As always, LT to be center of defense's attention

STAFF WRITER

October 5, 2008


JOHN R. McCUTCHEN / Union-Tribune
MIAMI – Even while LaDainian Tomlinson was unable to do much more than run straight ahead, his aching right big toe limiting his burst moving laterally, defenses were stacked to stop him.

So nothing is going to change now that he is moving so ably left and right – and now that he is entering the time of the season when in the past couple of years he's really begun to produce.

“That's what it's going to be in the running game,” quarterback Philip Rivers said this week. “LT has been doing it a lot of years now. Teams scheme and find ways to stop him and stop his cutbacks and stop the way we run the ball.”

Even with another defense targeting him over all the Chargers' other weapons, Tomlinson had his best game of this young and frustrating season last Sunday at Oakland. Clearly as healthy as he has been since dislocating his toe near the end of the Chargers' final series in their season opener, it was still a grind to get 106 yards against the Raiders.

Through three quarters, he had run 13 times for 31 yards. A 13-yard touchdown run to start the fourth and a 41-yard touchdown run to finish it sandwiched five other carries for 75 total yards in the fourth quarter.

Rivers threw just six passes while the Chargers scored 25 points in that fourth-quarter comeback.

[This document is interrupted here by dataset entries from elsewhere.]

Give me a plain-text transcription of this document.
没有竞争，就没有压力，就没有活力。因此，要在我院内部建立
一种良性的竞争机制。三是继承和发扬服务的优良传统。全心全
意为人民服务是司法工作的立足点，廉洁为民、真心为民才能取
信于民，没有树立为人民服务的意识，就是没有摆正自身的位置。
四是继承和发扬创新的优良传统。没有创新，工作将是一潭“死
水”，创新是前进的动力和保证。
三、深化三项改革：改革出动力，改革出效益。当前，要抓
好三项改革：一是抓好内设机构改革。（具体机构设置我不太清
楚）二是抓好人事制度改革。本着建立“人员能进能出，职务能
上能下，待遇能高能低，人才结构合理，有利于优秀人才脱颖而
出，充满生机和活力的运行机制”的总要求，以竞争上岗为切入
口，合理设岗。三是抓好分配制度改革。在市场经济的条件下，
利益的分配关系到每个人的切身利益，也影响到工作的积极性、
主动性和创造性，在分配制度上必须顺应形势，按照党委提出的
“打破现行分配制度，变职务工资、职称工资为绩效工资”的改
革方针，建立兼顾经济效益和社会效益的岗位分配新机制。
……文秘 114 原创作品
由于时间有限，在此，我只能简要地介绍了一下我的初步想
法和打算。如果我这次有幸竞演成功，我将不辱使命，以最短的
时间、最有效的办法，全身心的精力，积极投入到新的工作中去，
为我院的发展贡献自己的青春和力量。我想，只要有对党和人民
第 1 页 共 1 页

Anyone who has watched the Chargers during Tomlinson's reign knows this is often how it goes. And based on what the team's four opponents have done so far – aligning to make Rivers beat them even as he has been among the league's top passers and has a variety of dangerous receivers – the grind will continue.

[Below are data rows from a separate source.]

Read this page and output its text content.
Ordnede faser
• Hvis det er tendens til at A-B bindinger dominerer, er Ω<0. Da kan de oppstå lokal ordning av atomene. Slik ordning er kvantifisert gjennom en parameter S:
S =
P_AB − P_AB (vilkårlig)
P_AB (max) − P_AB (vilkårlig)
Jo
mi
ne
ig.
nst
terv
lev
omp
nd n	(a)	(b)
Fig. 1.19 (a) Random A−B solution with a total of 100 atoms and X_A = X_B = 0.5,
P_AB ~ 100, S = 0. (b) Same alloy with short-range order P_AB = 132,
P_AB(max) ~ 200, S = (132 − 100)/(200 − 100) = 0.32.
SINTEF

October is about when Tomlinson has put his seasons into another gear. The past two years, his first four games were nothing special. And then he went on to lead the league in rushing each season, averaging more than 5 yards a carry over the final 12 games of both 2006 and 2007.

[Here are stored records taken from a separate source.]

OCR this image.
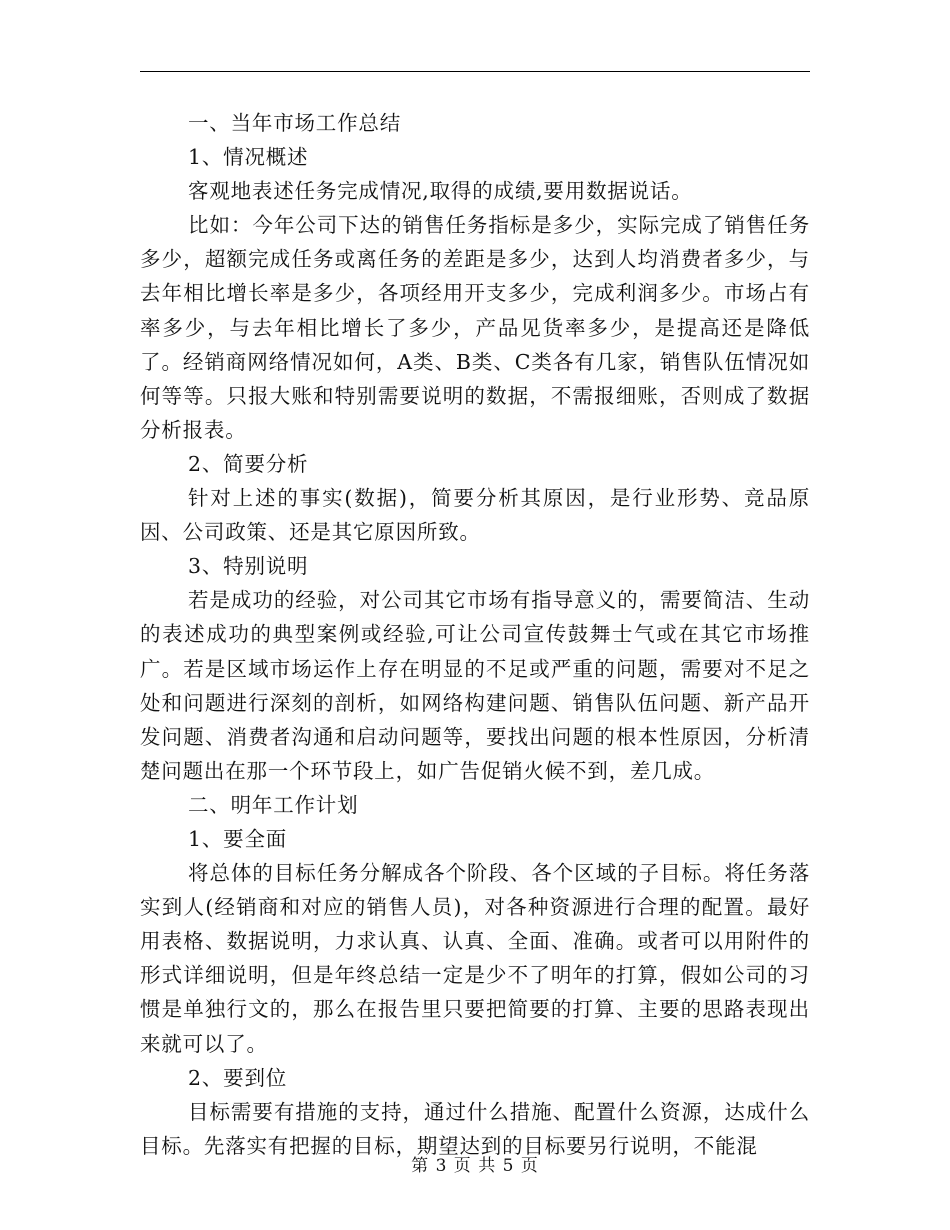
一、当年市场工作总结

1、情况概述

客观地表述任务完成情况,取得的成绩,要用数据说话。

比如：今年公司下达的销售任务指标是多少，实际完成了销售任务多少，超额完成任务或离任务的差距是多少，达到人均消费者多少，与去年相比增长率是多少，各项经用开支多少，完成利润多少。市场占有率多少，与去年相比增长了多少，产品见货率多少，是提高还是降低了。经销商网络情况如何，A类、B类、C类各有几家，销售队伍情况如何等等。只报大账和特别需要说明的数据，不需报细账，否则成了数据分析报表。

2、简要分析

针对上述的事实(数据)，简要分析其原因，是行业形势、竞品原因、公司政策、还是其它原因所致。

3、特别说明

若是成功的经验，对公司其它市场有指导意义的，需要简洁、生动的表述成功的典型案例或经验,可让公司宣传鼓舞士气或在其它市场推广。若是区域市场运作上存在明显的不足或严重的问题，需要对不足之处和问题进行深刻的剖析，如网络构建问题、销售队伍问题、新产品开发问题、消费者沟通和启动问题等，要找出问题的根本性原因，分析清楚问题出在那一个环节段上，如广告促销火候不到，差几成。

二、明年工作计划

1、要全面

将总体的目标任务分解成各个阶段、各个区域的子目标。将任务落实到人(经销商和对应的销售人员)，对各种资源进行合理的配置。最好用表格、数据说明，力求认真、认真、全面、准确。或者可以用附件的形式详细说明，但是年终总结一定是少不了明年的打算，假如公司的习惯是单独行文的，那么在报告里只要把简要的打算、主要的思路表现出来就可以了。

2、要到位

目标需要有措施的支持，通过什么措施、配置什么资源，达成什么目标。先落实有把握的目标，期望达到的目标要另行说明，不能混

第 3 页 共 5 页
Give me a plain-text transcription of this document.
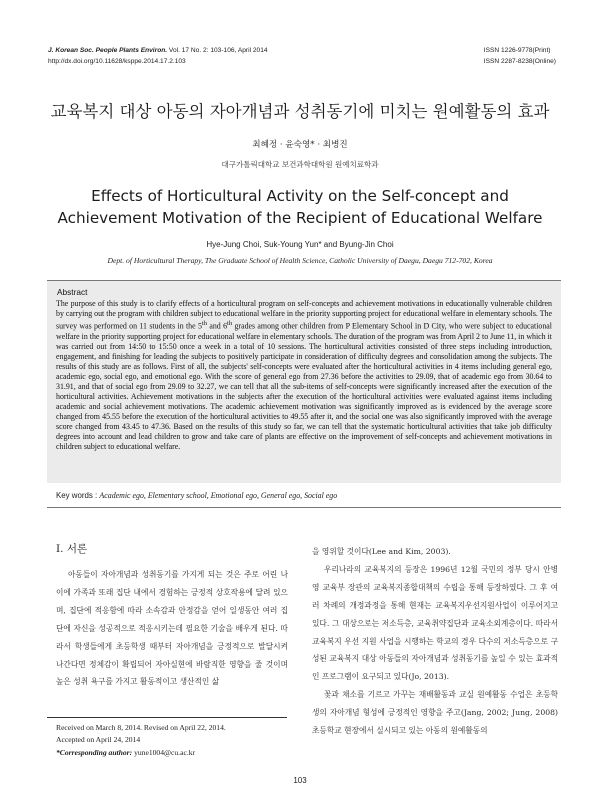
J. Korean Soc. People Plants Environ. Vol. 17 No. 2: 103-106, April 2014
http://dx.doi.org/10.11628/ksppe.2014.17.2.103
ISSN 1226-9778(Print)
ISSN 2287-8238(Online)
교육복지 대상 아동의 자아개념과 성취동기에 미치는 원예활동의 효과
최혜정 · 윤숙영* · 최병진
대구가톨릭대학교 보건과학대학원 원예치료학과
Effects of Horticultural Activity on the Self-concept and
Achievement Motivation of the Recipient of Educational Welfare
Hye-Jung Choi, Suk-Young Yun* and Byung-Jin Choi
Dept. of Horticultural Therapy, The Graduate School of Health Science, Catholic University of Daegu, Daegu 712-702, Korea
Abstract
The purpose of this study is to clarify effects of a horticultural program on self-concepts and achievement motivations in educationally vulnerable children by carrying out the program with children subject to educational welfare in the priority supporting project for educational welfare in elementary schools. The survey was performed on 11 students in the 5th and 6th grades among other children from P Elementary School in D City, who were subject to educational welfare in the priority supporting project for educational welfare in elementary schools. The duration of the program was from April 2 to June 11, in which it was carried out from 14:50 to 15:50 once a week in a total of 10 sessions. The horticultural activities consisted of three steps including introduction, engagement, and finishing for leading the subjects to positively participate in consideration of difficulty degrees and consolidation among the subjects. The results of this study are as follows. First of all, the subjects' self-concepts were evaluated after the horticultural activities in 4 items including general ego, academic ego, social ego, and emotional ego. With the score of general ego from 27.36 before the activities to 29.09, that of academic ego from 30.64 to 31.91, and that of social ego from 29.09 to 32.27, we can tell that all the sub-items of self-concepts were significantly increased after the execution of the horticultural activities. Achievement motivations in the subjects after the execution of the horticultural activities were evaluated against items including academic and social achievement motivations. The academic achievement motivation was significantly improved as is evidenced by the average score changed from 45.55 before the execution of the horticultural activities to 49.55 after it, and the social one was also significantly improved with the average score changed from 43.45 to 47.36. Based on the results of this study so far, we can tell that the systematic horticultural activities that take job difficulty degrees into account and lead children to grow and take care of plants are effective on the improvement of self-concepts and achievement motivations in children subject to educational welfare.
Key words : Academic ego, Elementary school, Emotional ego, General ego, Social ego
Ⅰ. 서론

아동들이 자아개념과 성취동기를 가지게 되는 것은 주로 어린 나이에 가족과 또래 집단 내에서 경험하는 긍정적 상호작용에 달려 있으며, 집단에 적응함에 따라 소속감과 안정감을 얻어 일생동안 여러 집단에 자신을 성공적으로 적응시키는데 필요한 기술을 배우게 된다. 따라서 학생들에게 초등학생 때부터 자아개념을 긍정적으로 발달시켜 나간다면 정체감이 확립되어 자아실현에 바람직한 영향을 줄 것이며 높은 성취 욕구를 가지고 활동적이고 생산적인 삶

을 영위할 것이다(Lee and Kim, 2003).

우리나라의 교육복지의 등장은 1996년 12월 국민의 정부 당시 안병영 교육부 장관의 교육복지종합대책의 수립을 통해 등장하였다. 그 후 여러 차례의 개정과정을 통해 현재는 교육복지우선지원사업이 이루어지고 있다. 그 대상으로는 저소득층, 교육취약집단과 교육소외계층이다. 따라서 교육복지 우선 지원 사업을 시행하는 학교의 경우 다수의 저소득층으로 구성된 교육복지 대상 아동들의 자아개념과 성취동기를 높일 수 있는 효과적인 프로그램이 요구되고 있다(Jo, 2013).

꽃과 채소를 기르고 가꾸는 재배활동과 교실 원예활동 수업은 초등학생의 자아개념 형성에 긍정적인 영향을 주고(Jang, 2002; Jung, 2008) 초등학교 현장에서 실시되고 있는 아동의 원예활동의

Received on March 8, 2014. Revised on April 22, 2014.
Accepted on April 24, 2014
*Corresponding author: yune1004@cu.ac.kr
103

Even now, at the same time chatter about Tomlinson's decline has increased, teams have continued to play eight and nine men near the line of scrimmage on most downs late into games.

“I think that's maybe what this year is going to be like,” Rivers said. “You hope it's easier in the run game in some games, but that may be what it's going to be like. Teams know us pretty good. You're playing the best back in the NFL – defensive guys get riled up.”

The Dolphins seem to be.

“When you're playing the San Diego Chargers,” nose tackle Jason Ferguson told The Miami Herald this week, “you're going to think about three or four guys, but the No. 1 guy better be No. 21.”

Tomlinson, who with 54 yards today can become the 17th player in NFL history to rush for 11,000 yards, had a pretty typical day against the Raiders. Time and again in his career, the yards have been difficult to come by early, then come in bunches in the second half.

It was certainly no coincidence his two longest runs came in the fourth quarter.

Often it is because the line has worn down the defensive front, often it is because Tomlinson finally gets that fraction of a step on a defender he almost got earlier. Often, it is a combination of both.

Then there is a run like Tomlinson's untouched sprint to the end zone against Oakland, a brilliant play-call expertly blocked and helped by an eager safety who jumped Tomlinson's run to the left before LT cut back to the right.

“They know I'm a cutback runner,” Tomlinson said. “What they do a lot of times, they have a linebacker slow-play the backside, or they have the safety there or a corner. They kind of treat me like they treated Barry Sanders. They knew he would come right back to you.

“That's what happens sometimes. They hold that safety back there, but sometimes they get so eager to get a tackle they run real fast. That's what he did. He ran real fast to try to make a play.”

What Tomlinson did on the 41-yard run was not nearly as impressive – or encouraging for the future – as the cutback and jump cut he made in following two Brandon Manumaleuna blocks on the 13-yard run.

With that Tomlinson back, defenses have more to think about and contend with – remarkable considering that with a not-healthy Tomlinson, the Chargers have scored the second-most offensive points in the league.

Said Rivers: “It can only help.”

McKinney released

As expected, the Chargers let go of reserve defensive tackle Brandon McKinney yesterday to make room for linebacker Stephen Cooper. Cooper will make his 2008 debut today after being reinstated following a four-game suspension for a failed drug test. McKinney played 14 games last season but had not appeared in '08.